Selon le commissaire central de police de Mali, Kandet Bangoura le jeune alcoolique Idrissa Diallo alias Bily Marcoye, porteur de bagages a été tué dans une bagarre nocturne pour avoir bouffé la somme de 15.000 francs guinéens appartenant au présumé meurtrier, Mamadou Diouldé Diallo, un drogué connu sous le sobriquet de Dos.

« Il reconnait les faits qui lui sont reprochés et explique que le lundi il avait remis trois (3) planches en raison de 5000 GNF l’unité au défunt pour aller revendre. Que celui-ci a revendu les planches et a bouffé l’argent. Ils étaient tous dans la buvette. Ce sont des grands soulards. Même celui qui est mort est un soulard. On les appelle d’ailleurs avarie. Mais, le défunt est meilleur à son présumé meurtrier. Il boit. Il transporte des bagages. C’est aussi un petit voleur de petites choses comme le riz par exemple. Par contre, l’autre ne vole pas mais c’est un grand soulard. Il a agressé sa Maman. C’est pourquoi elle a pris tangente, parce que la dernière fois sa maman est venue nous trouver pour nous dire que son enfant la frappé », expliqué au téléphone de Guineeematin.com le commissaire de police.

Quelques jours seulement avant de fuir le domicile familial suite à l’agression dont elle a subi de la part du présumé criminel qu’elle a mis au monde, cette dame soutenait son fils contre un sous-préfet en poste dans la préfecture de Mali devant le commissariat central de police.

« Il a pris la moto du sous-préfet pour aller à Labé où il est resté. Il a fini par gâter la moto. On lui dit de réparer ce qu’il a gâté, il dit qu’il refuse, qu’il ne répare pas. Il était sous l’effet de l’alcool.
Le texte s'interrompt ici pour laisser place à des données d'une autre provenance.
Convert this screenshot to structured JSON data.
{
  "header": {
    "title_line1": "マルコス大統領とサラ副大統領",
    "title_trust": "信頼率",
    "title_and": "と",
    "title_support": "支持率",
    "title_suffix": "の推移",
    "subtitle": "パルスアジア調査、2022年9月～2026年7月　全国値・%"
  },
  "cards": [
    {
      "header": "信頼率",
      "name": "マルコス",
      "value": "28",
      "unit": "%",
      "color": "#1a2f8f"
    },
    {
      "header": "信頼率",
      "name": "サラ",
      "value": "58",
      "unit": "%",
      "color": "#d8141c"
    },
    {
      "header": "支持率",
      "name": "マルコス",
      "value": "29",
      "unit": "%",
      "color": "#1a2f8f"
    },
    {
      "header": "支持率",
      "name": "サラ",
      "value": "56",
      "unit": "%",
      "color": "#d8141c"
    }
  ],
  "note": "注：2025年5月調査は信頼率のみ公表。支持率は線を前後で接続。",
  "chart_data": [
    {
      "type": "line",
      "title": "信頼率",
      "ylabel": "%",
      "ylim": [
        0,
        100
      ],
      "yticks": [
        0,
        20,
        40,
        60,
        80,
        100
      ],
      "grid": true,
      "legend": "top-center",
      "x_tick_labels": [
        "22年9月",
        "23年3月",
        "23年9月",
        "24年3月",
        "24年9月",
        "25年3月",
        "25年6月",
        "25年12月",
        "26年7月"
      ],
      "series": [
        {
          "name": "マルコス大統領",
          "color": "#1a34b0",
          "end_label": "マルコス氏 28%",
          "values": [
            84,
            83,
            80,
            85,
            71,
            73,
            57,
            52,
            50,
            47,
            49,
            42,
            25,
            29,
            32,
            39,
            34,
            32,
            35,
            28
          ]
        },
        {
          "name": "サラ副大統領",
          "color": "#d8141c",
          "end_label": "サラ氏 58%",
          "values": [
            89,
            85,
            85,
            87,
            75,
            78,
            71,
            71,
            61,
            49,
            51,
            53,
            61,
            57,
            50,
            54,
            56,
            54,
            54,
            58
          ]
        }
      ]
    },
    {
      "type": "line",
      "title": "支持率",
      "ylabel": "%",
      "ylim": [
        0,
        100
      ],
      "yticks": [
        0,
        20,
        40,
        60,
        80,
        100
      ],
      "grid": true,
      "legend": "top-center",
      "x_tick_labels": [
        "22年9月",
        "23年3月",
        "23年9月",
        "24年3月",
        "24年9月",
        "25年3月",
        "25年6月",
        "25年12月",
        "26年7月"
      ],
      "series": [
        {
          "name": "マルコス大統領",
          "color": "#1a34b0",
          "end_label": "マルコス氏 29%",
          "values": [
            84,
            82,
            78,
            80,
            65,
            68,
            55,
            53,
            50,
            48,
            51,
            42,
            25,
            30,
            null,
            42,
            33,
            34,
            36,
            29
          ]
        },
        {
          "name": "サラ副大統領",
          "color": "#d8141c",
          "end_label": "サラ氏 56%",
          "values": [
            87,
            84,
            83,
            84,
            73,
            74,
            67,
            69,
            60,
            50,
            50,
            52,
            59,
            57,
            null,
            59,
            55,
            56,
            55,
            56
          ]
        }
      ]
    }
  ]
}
Sa maman vient soutenir le petit. Finalement, nous avons dit au sous-préfet que le jeune là est inutile, abandonnes. Il a accepté d’abandonner. La semaine dernière, il est allé à la mosquée. Au moment du sermon du vendredi il a insulté tout le monde. Et les gens ont lu la Fatiha contre lui », révèle le commissaire de police.

Revenant sur les circonstances du crime, le commissaire Kandet Bangoura a ajouté : « quand il a réclamé ses 15.000 GNF à son ami dans le bar. Ce dernier a avoué avoir bouffé l’argent. Il lui a alors demandé d’aller à la maison où il a d’autres effets aussi à revendre, en l’occurrence le sceau. Ils sont allés. Dès qu’ils sont arrivés, il a demandé à son ami de lui rendre l’argent. Le défunt a répondu qu’il n’a plus ce montant. Ils ont commencé à se bagarrer. C’est ainsi que le présumé criminel a pris un objet contendant pour frapper la victime sur le côté gauche du visage. Dès qu’il a reçu le coup fatal, le monsieur ne pouvait plus se remuer, il l’a pris par le colle pour le trainer 30 mètres hors de la cour, hors de sa chambre. Il est allé donc se coucher après. Le mardi, il se réveille, il prend la bouillard pour aller se mettre à l’aise, il a vu encore le corps qui encore là inerte, qui ne bouge pas. Même position. Il s’est débarrassé de la bouillard, il est rentré vite prendre son pantalon et il a pris la tangente pour Gaya, très tôt le mardi. Nous, c’est le mercredi maintenant que le préfet nous a appelés pour nous dire qu’il y a un corps sans vie derrière chez eux. Quand nous sommes venus nous avons fait le constat avec le médecin, le maire et les sages».

Entretemps, la police a eu la présence d’esprit de regarder dans une concession à côté, les agents ont vu des traces de sang sur les cailloux : « nous avons compris et nous avons suivi cette ligne jusque dans sa chambre où nous avons constaté un désordre total : le fourneau renversé, les traces de sang. C’est de là que nous l’avons considéré comme le suspect N°1».

L’alerte donné a permis de rattrapé le présumé criminel dans son village natal de Gaya, grâce à la collaboration des citoyens et la promptitude du maire de la commune rurale.

Depuis hier soir, Mamadou Diouldé Diallo alias Dos médite sur son sort à la maison centrale de Labé où il attend son procès.